I think it is pretty simple.
The Jewish Sabbath is Saturday and that is very clear and we still believe this to be true. We actually don’t celebrate the jewish sabbath anymore we actually celebrate the 8th day or the day of the new creation. It is actually some very beautiful theology that goes behind this.
We celebrate the sabbath on Sunday’s now for a very simple reason. Christ rose from the dead on Sunday so we celebrate the Lord’s resurrection for our sabbath. Think about it this way. In Genesis God spend 6 days working in his creation to bring about man and everything else and rested on the 7th day. The Church tells us that Christ was crucified on Friday the 6th day. (The 6th day may be a type of the passion of Christ but I’m not sure) Than Christ rests on the 7th day in the tomb. Than on that glorious 8th day Christ brings about a new creation.
to put it simply
Christ died on day 6
rested on day 7
brought in the new creation on day 1 (or as the Church says day 8)
So because we follow Christ we remember the day of his new creation, the 8th day.
1166 “By a tradition handed down from the apostles which took its origin from the very day of Christ’s Resurrection, the Church celebrates the Paschal mystery every seventh day, which day is appropriately called the Lord’s Day or Sunday.” The day of Christ’s Resurrection is both the first day of the week, the memorial of the first day of creation, and the “eighth day,” on which Christ after his “rest” on the great sabbath inaugurates the “day that the Lord has made,” the “day that knows no evening.”37 The Lord’s Supper is its center, for there the whole community of the faithful encounters the risen Lord who invites them to his banquet: (1343)

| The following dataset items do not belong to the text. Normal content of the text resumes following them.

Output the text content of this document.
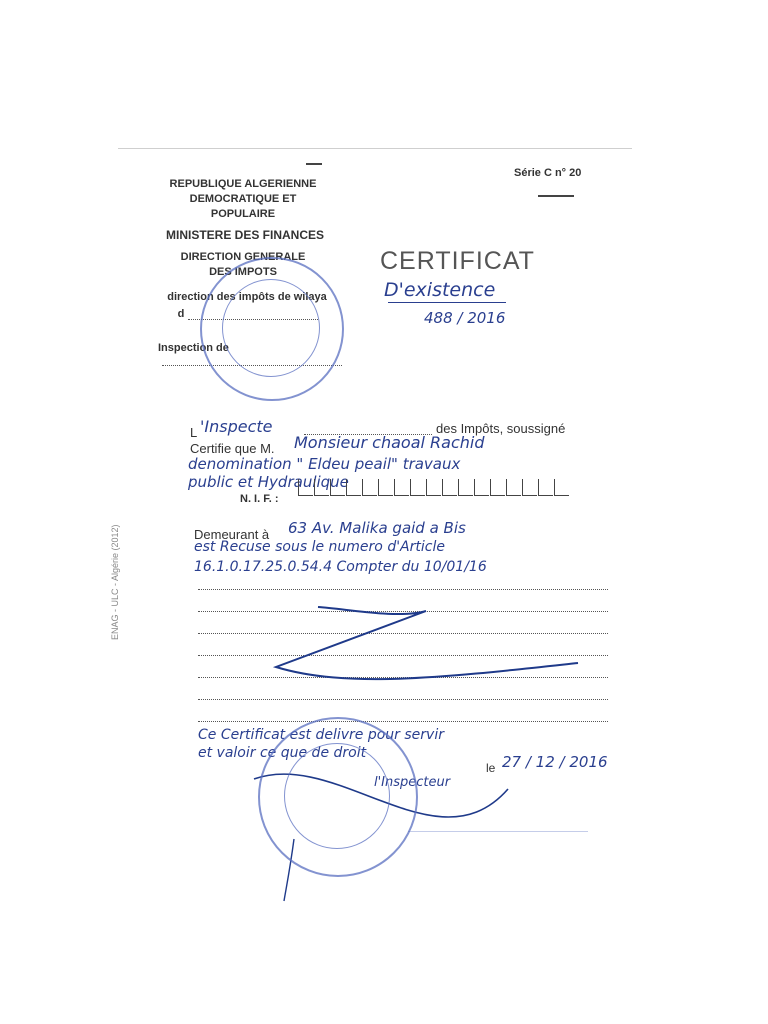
REPUBLIQUE ALGERIENNE
DEMOCRATIQUE ET
POPULAIRE
MINISTERE DES FINANCES
DIRECTION GENERALE
DES IMPOTS
direction des impôts de wilaya
d
Inspection de
Série C n° 20
CERTIFICAT
D'existence
488 / 2016
L 'Inspecte	des Impôts, soussigné
Certifie que M. Monsieur chaoal Rachid
denomination " Eldeu peail" travaux
public et Hydraulique
N. I. F. :
Demeurant à 63 Av. Malika gaid a Bis
est Recuse sous le numero d'Article
16.1.0.17.25.0.54.4 Compter du 10/01/16
Ce Certificat est delivre pour servir
et valoir ce que de droit
le 27 / 12 / 2016
l'Inspecteur
ENAG - ULC - Algérie (2012)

The Lord’s day, the day of Resurrection, the day of Christians, is our day. It is called the Lord’s day because on it the Lord rose victorious to the Father. If pagans call it the “day of the sun,” we willingly agree, for today the light of the world is raised, today is revealed the sun of justice with healing in his rays.
1167 Sunday is the pre-eminent day for the liturgical assembly, when the faithful gather “to listen to the word of God and take part in the Eucharist, thus calling to mind the Passion, Resurrection, and glory of the Lord Jesus, and giving thanks to God who ‘has begotten them again, by the resurrection of Jesus Christ from the dead’ unto a living hope”:
When we ponder, O Christ, the marvels accomplished on this day, the Sunday of your holy resurrection, we say: “Blessed is Sunday, for on it began creation … the world’s salvation … the renewal of the human race.… On Sunday heaven and earth rejoiced and the whole universe was filled with light. Blessed is Sunday, for on it were opened the gates of paradise so that Adam and all the exiles might enter it without fear.